Not only do AI learning algorithms use architecture persuasion to keep you seeing what you like; it also tries to push you in the direction of extremes and thoughts opposing to yours. AI also can provide information on a person’s sexual orientation through picture (I’d like this to be further explained, but I’ll leave it be for now), political moods, mental stability, and so on.
In short, these ads that we avoid and algorithms that we end up tangled in are also organizing our political, personal and social information, how it flows, and how it can be encouraged in one direction as well as discouraged in another direction. In her talk, Tufekci touches on manipulation during the election: “So last year, Donald Trump’s social media manager disclosed that they were using Facebook dark posts to demobilize people, not to persuade them, but to convince them not to vote at all. And to do that, they targeted specifically, for example, African-American men in key cities like Philadelphia.”
Wow. What can even be said about that?
Honestly, it’s easier to ignore this issue when it’s not in your face and when no one is talking about it.
But who’s to say that they’re not? This makes me wonder more and more about the act of shadowbanning, which is the act of blocking content on social media sites in a way that the user who posted it has no idea it’s happening. The user, therefore, is the only person who can see their post. I’ve often heard people talk about not seeing a certain person’s content on their feed anymore, or have even watched people post on other platforms about switching to one site because they were blocked on another…with TEDTalks like Tufekci’s, it only makes this reality all the more scary.
Sometimes, when I’m scrolling through apps and I suddenly see a post from someone I haven’t seen on my algorithm in a while, I wonder why I haven’t seen their posts in a while.
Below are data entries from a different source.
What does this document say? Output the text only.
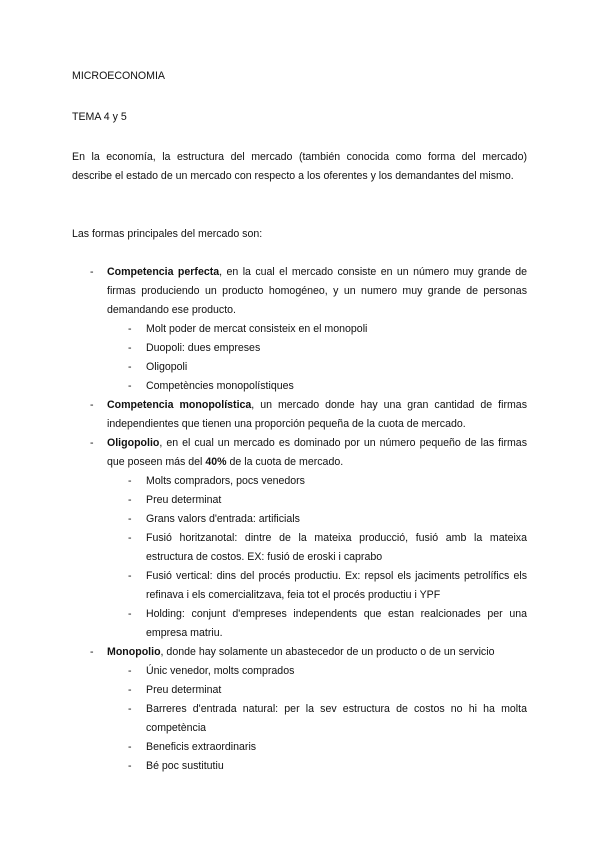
MICROECONOMIA
TEMA 4 y 5
En la economía, la estructura del mercado (también conocida como forma del mercado) describe el estado de un mercado con respecto a los oferentes y los demandantes del mismo.
Las formas principales del mercado son:
- Competencia perfecta, en la cual el mercado consiste en un número muy grande de firmas produciendo un producto homogéneo, y un numero muy grande de personas demandando ese producto.
- Molt poder de mercat consisteix en el monopoli
- Duopoli: dues empreses
- Oligopoli
- Competències monopolístiques
- Competencia monopolística, un mercado donde hay una gran cantidad de firmas independientes que tienen una proporción pequeña de la cuota de mercado.
- Oligopolio, en el cual un mercado es dominado por un número pequeño de las firmas que poseen más del 40% de la cuota de mercado.
- Molts compradors, pocs venedors
- Preu determinat
- Grans valors d'entrada: artificials
- Fusió horitzanotal: dintre de la mateixa producció, fusió amb la mateixa estructura de costos. EX: fusió de eroski i caprabo
- Fusió vertical: dins del procés productiu. Ex: repsol els jaciments petrolífics els refinava i els comercialitzava, feia tot el procés productiu i YPF
- Holding: conjunt d'empreses independents que estan realcionades per una empresa matriu.
- Monopolio, donde hay solamente un abastecedor de un producto o de un servicio
- Únic venedor, molts comprados
- Preu determinat
- Barreres d'entrada natural: per la sev estructura de costos no hi ha molta competència
- Beneficis extraordinaris
- Bé poc sustitutiu
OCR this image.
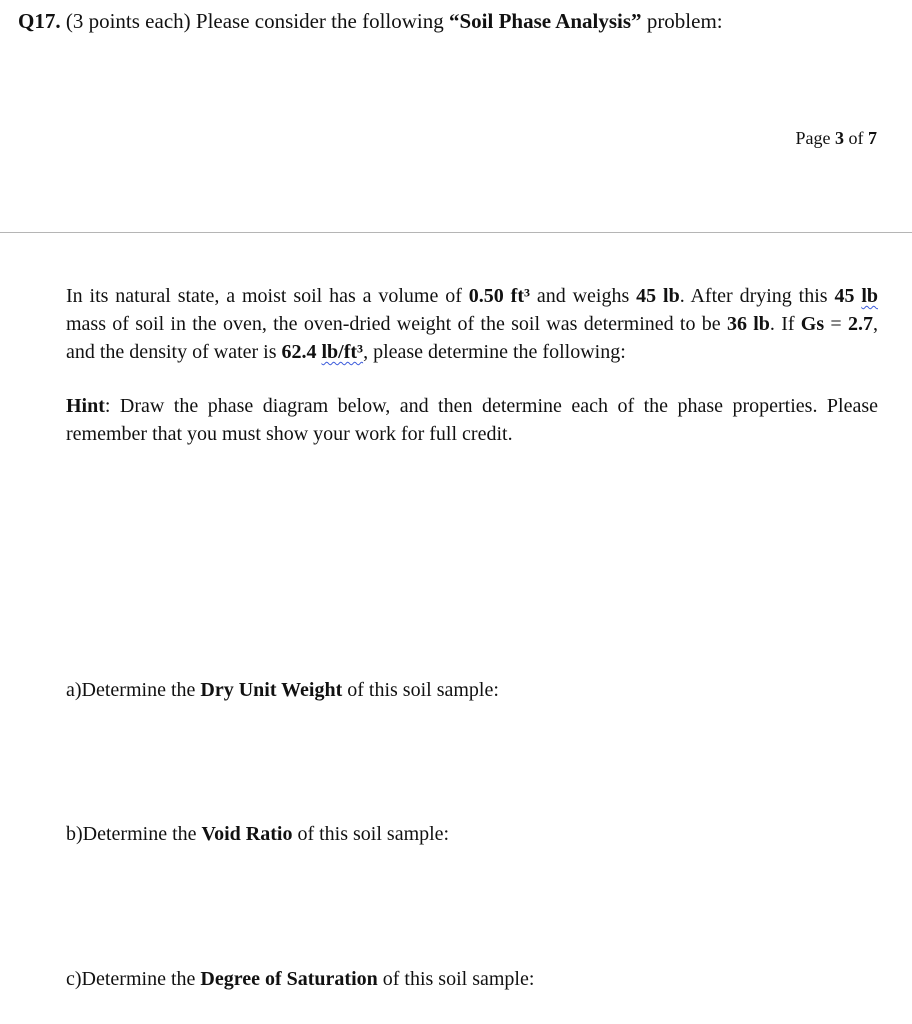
Q17. (3 points each) Please consider the following “Soil Phase Analysis” problem:
Page 3 of 7
In its natural state, a moist soil has a volume of 0.50 ft³ and weighs 45 lb. After drying this 45 lb mass of soil in the oven, the oven-dried weight of the soil was determined to be 36 lb. If Gs = 2.7, and the density of water is 62.4 lb/ft³, please determine the following:
Hint: Draw the phase diagram below, and then determine each of the phase properties. Please remember that you must show your work for full credit.
a)Determine the Dry Unit Weight of this soil sample:
b)Determine the Void Ratio of this soil sample:
c)Determine the Degree of Saturation of this soil sample:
It always leads me to wonder about the amount of useless promoted posts I see on my feed over the content from people I actually care about.
Take a minute to pick up your phone and go onto the Instagram app. Scrolling for a few minutes, I can promise you that you will see an ad that you are either interested in or not interested in.
As I wrote this, my partner was scrolling through Instagram and suddenly expressed “Why would I give a crap about this?”
Which only made me think even more: What exactly is being done with the information that these algorithms collect about us? Why show us what we’re not interested in and hide the content we actually want to see from other people? For people like me, it only makes me want to use the app less and pull myself further and further into the confines of a safe space where no one can see me.
But then that also makes wonder: is that also on the algorithms agenda? To weed me, a possible anomaly to their understanding of human characteristics, out of the equation to better reach the targeted crowd?
If so or if not, then why? And why are all of these companies switching to using machine learning algorithms? Do they all have the same agenda, and if so, what is that agenda?
To control us? Manipulate what we buy and see? To what extent? Am I thinking too deeply into this? Does this make me a borderline conspirator?
Or am I simply looking too closely into it?